Ben Olins and Jane Smillie, the founders of Herb Lester, didn’t set out to become map publishers. Seven years ago, the pair, who’d met as colleagues at Channel 4 in the U.K., were working as freelance editorial consultants. They couldn’t afford an office, so they would meet up at coffee shops around London to work.
Most of these places were homogeneous chain cafes, Olins says; the pair began to seek out the ones with more appealing working environments, and map their findings. Their homegrown map became You Are Here, a foldout guide to indie coffee joints in central London.
The project established Herb Lester’s mission: to make maps that highlight places the publishers themselves would want to hang out in. Since it launched, the company has made more than 70 maps to dozens of cities around the globe. Herb Lester’s maps aim to convey the kind of idiosyncratic details one would get from an in-the-know friend: the location of the café in Valencia that’s housed in a 15th-century silk exchange building, or the 1970s record store that lives on in Liverpool.
“If you’re going to Berlin and you look online you can find thousands of things to do, but you don’t really know what you’re going to get,” Olins says. “Our maps give you 40 places we’ve been to that we say are really great.”

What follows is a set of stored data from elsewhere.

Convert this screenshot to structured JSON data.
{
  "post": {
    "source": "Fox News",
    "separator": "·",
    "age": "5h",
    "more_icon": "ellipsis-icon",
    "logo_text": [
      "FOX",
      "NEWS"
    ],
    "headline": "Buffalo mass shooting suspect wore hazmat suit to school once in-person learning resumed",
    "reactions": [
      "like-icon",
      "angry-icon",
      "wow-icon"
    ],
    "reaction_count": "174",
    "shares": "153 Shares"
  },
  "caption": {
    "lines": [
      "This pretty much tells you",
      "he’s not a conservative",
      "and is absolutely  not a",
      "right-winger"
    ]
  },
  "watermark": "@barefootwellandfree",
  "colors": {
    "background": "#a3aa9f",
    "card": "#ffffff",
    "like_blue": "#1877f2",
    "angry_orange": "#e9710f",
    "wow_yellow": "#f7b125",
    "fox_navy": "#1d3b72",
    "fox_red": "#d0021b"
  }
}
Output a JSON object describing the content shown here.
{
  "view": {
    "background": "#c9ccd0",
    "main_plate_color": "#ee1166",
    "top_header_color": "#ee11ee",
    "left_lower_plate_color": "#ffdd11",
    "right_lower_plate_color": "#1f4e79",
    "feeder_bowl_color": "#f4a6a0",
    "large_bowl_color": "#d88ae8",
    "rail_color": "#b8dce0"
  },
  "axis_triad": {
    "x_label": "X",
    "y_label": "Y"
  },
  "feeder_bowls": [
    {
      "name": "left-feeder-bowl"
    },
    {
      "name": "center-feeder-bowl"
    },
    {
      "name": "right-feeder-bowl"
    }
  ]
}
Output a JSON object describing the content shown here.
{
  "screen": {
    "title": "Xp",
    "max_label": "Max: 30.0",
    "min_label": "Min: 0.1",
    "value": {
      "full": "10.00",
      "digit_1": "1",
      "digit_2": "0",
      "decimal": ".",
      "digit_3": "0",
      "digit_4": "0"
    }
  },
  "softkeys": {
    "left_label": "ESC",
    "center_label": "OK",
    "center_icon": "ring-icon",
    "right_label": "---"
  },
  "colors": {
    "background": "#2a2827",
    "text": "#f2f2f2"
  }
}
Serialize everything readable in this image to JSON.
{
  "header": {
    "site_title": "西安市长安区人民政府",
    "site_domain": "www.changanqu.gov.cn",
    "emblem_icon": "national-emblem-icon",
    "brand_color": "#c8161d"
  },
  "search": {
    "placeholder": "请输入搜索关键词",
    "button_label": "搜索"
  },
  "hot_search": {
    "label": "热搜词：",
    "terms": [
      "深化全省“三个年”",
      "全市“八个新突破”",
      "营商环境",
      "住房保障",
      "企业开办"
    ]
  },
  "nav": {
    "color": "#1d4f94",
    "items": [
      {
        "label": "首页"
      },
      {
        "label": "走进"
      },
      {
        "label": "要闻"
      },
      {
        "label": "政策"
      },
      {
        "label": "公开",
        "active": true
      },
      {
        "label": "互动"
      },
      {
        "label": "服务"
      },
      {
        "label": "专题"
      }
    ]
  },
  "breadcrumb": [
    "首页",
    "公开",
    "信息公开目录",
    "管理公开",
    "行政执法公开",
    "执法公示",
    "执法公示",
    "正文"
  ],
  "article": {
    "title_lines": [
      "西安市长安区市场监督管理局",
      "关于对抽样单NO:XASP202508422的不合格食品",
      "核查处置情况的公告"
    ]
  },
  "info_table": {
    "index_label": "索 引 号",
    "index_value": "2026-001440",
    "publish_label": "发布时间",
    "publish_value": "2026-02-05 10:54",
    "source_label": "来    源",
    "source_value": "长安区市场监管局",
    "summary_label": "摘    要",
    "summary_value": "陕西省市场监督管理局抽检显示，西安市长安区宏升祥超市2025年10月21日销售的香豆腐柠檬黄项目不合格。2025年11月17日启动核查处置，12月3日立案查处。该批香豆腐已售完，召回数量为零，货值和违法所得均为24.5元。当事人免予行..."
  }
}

To compile the maps, Olins and Smillie solicit suggestions from friends, cab drivers, and concierges, among others. They do most of the legwork themselves, but sometimes, as in the case of their new guide to Valencia, they hire local writers.
The maps’ throwback look is thanks to the interest Olins and Smillie share in vintage travel guides such as Holiday and The New London Spy. To achieve their signature style, they work with different designers, some of whom they found on book-cover design websites The Casual Optimist and Book Cover Archive.

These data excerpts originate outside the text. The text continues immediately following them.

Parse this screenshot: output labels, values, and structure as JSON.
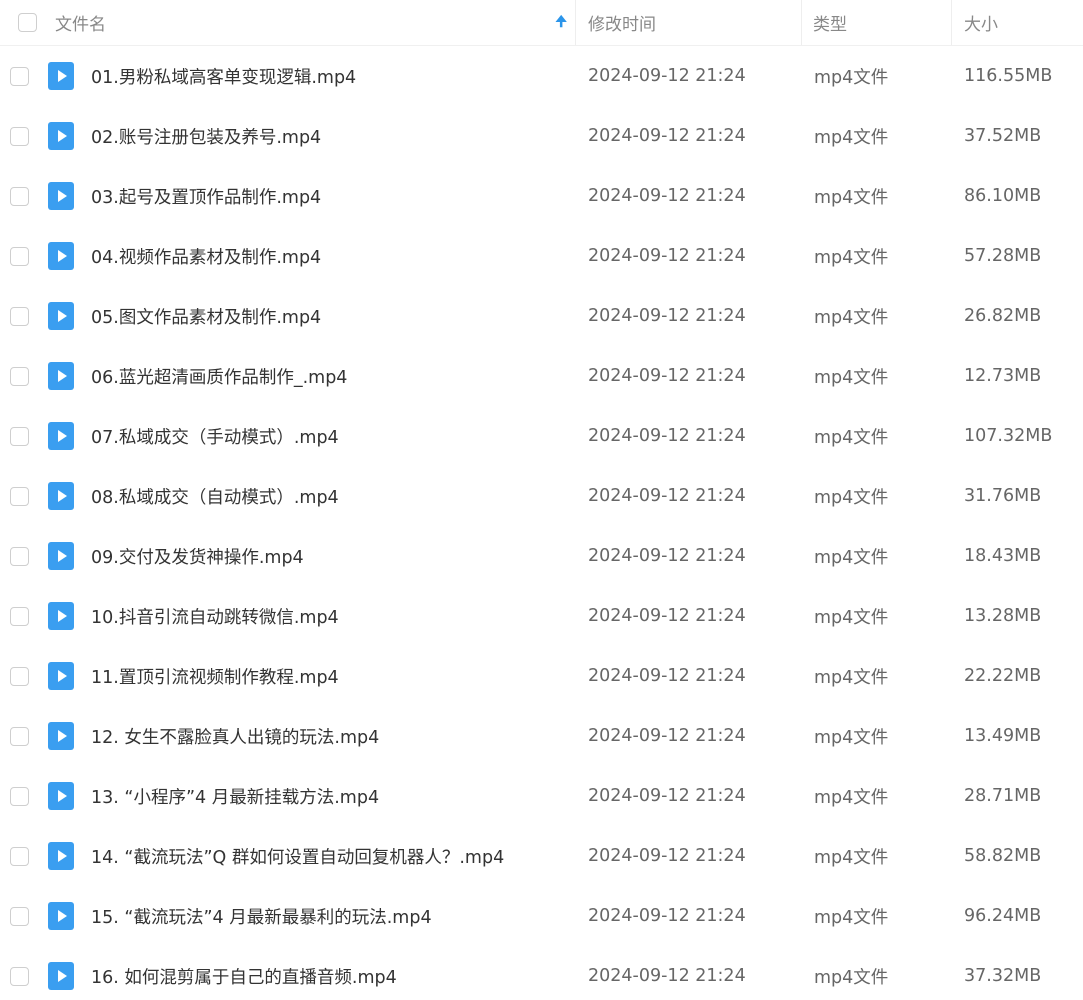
{
  "header": {
    "filename_label": "文件名",
    "modified_label": "修改时间",
    "type_label": "类型",
    "size_label": "大小",
    "sort_arrow": "🠉"
  },
  "colors": {
    "accent": "#2b95ea",
    "icon_blue": "#3a9ef0",
    "text": "#333333",
    "muted": "#666666"
  },
  "icons": {
    "file": "video-file-icon",
    "sort": "sort-ascending-icon"
  },
  "files": [
    {
      "name": "01.男粉私域高客单变现逻辑.mp4",
      "modified": "2024-09-12 21:24",
      "type": "mp4文件",
      "size": "116.55MB"
    },
    {
      "name": "02.账号注册包装及养号.mp4",
      "modified": "2024-09-12 21:24",
      "type": "mp4文件",
      "size": "37.52MB"
    },
    {
      "name": "03.起号及置顶作品制作.mp4",
      "modified": "2024-09-12 21:24",
      "type": "mp4文件",
      "size": "86.10MB"
    },
    {
      "name": "04.视频作品素材及制作.mp4",
      "modified": "2024-09-12 21:24",
      "type": "mp4文件",
      "size": "57.28MB"
    },
    {
      "name": "05.图文作品素材及制作.mp4",
      "modified": "2024-09-12 21:24",
      "type": "mp4文件",
      "size": "26.82MB"
    },
    {
      "name": "06.蓝光超清画质作品制作_.mp4",
      "modified": "2024-09-12 21:24",
      "type": "mp4文件",
      "size": "12.73MB"
    },
    {
      "name": "07.私域成交（手动模式）.mp4",
      "modified": "2024-09-12 21:24",
      "type": "mp4文件",
      "size": "107.32MB"
    },
    {
      "name": "08.私域成交（自动模式）.mp4",
      "modified": "2024-09-12 21:24",
      "type": "mp4文件",
      "size": "31.76MB"
    },
    {
      "name": "09.交付及发货神操作.mp4",
      "modified": "2024-09-12 21:24",
      "type": "mp4文件",
      "size": "18.43MB"
    },
    {
      "name": "10.抖音引流自动跳转微信.mp4",
      "modified": "2024-09-12 21:24",
      "type": "mp4文件",
      "size": "13.28MB"
    },
    {
      "name": "11.置顶引流视频制作教程.mp4",
      "modified": "2024-09-12 21:24",
      "type": "mp4文件",
      "size": "22.22MB"
    },
    {
      "name": "12. 女生不露脸真人出镜的玩法.mp4",
      "modified": "2024-09-12 21:24",
      "type": "mp4文件",
      "size": "13.49MB"
    },
    {
      "name": "13. “小程序”4 月最新挂载方法.mp4",
      "modified": "2024-09-12 21:24",
      "type": "mp4文件",
      "size": "28.71MB"
    },
    {
      "name": "14. “截流玩法”Q 群如何设置自动回复机器人？.mp4",
      "modified": "2024-09-12 21:24",
      "type": "mp4文件",
      "size": "58.82MB"
    },
    {
      "name": "15. “截流玩法”4 月最新最暴利的玩法.mp4",
      "modified": "2024-09-12 21:24",
      "type": "mp4文件",
      "size": "96.24MB"
    },
    {
      "name": "16. 如何混剪属于自己的直播音频.mp4",
      "modified": "2024-09-12 21:24",
      "type": "mp4文件",
      "size": "37.32MB"
    }
  ]
}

In the U.S., Prestel distributes Herb Lester to a healthy roster of indie bookshops and design-minded boutiques. Los Angeles County Store, for example, stocks How to Find Old L.A. and The Raymond Chandler Map of Los Angeles, two examples of the way the publisher highlights niche interests.
“In an increasingly globalized world, it’s very easy to have the same experience everywhere you go,” Smillie says. “We really try to avoid that.”

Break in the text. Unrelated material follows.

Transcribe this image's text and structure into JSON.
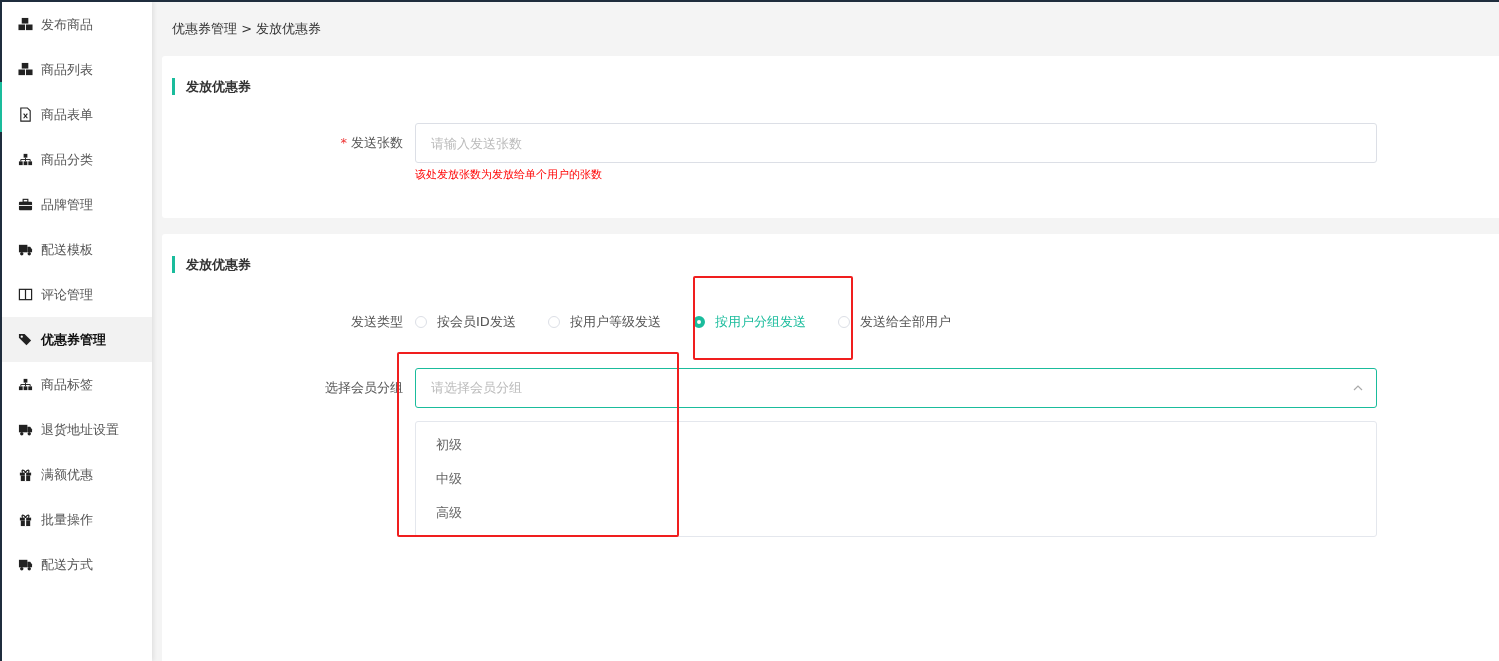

The publisher has several new maps for October. Everybody Loves Porto leads visitors to La Paz, a men’s clothing shop located in a former drugstore that retains the original shop fittings, wood paneling, and stone walls, and Serralves, a complex that includes a contemporary art gallery, parkland, and an art deco villa.
Other forthcoming releases include Valencia: Easy Does It, whose highlights include Simple, a shop selling Spanish-made vermouth, espadrilles, toys, and more; and Venice Step Lightly, which suggests a visit to the mid-century, mosaic-tiled Olivetti typewriter showroom.
An Adventure Unfolds
Parsons graduate Stephan Van Dam founded his eponymous map company in 1984, after patenting a way of folding paper that, after opening, automatically refolded. More than two dozen of his origami-style maps are now in the Museum of Modern Art’s permanent collection.
The publisher produces a variety of general tourist maps, and updates those for key cities, including New York City, San Francisco, London, and Paris, twice a year. The publisher also produces specialty maps targeting niche interests, such as a map that focuses on the attractions at the National Mall in Washington, D.C., and a guide to film and TV locations in N.Y.C.
Booksellers are playing an increasingly critical role in his company’s sales, Van Dam says; bookstore sales are up by a factor of five from this time a year ago. One of the publisher’s bestsellers has been StreetSmart Havana, a guide to the Cuban capital’s hotels, eateries, cultural attractions, and more.
“Cuba has been a wonderful niche market for us,” Van Dam says. The destination’s popularity among nature enthusiasts led to the introduction this year of NatureSmart Cuba, which charts hiking areas, diving spots, and beaches and highlights the kinds of birds, butterflies, and fish that can be found in different regions of the island.
Digital fatigue, Van Dam says, has upped the interest in print maps, which can become keepsakes and offer travelers “proof that they’ve actually been someplace.”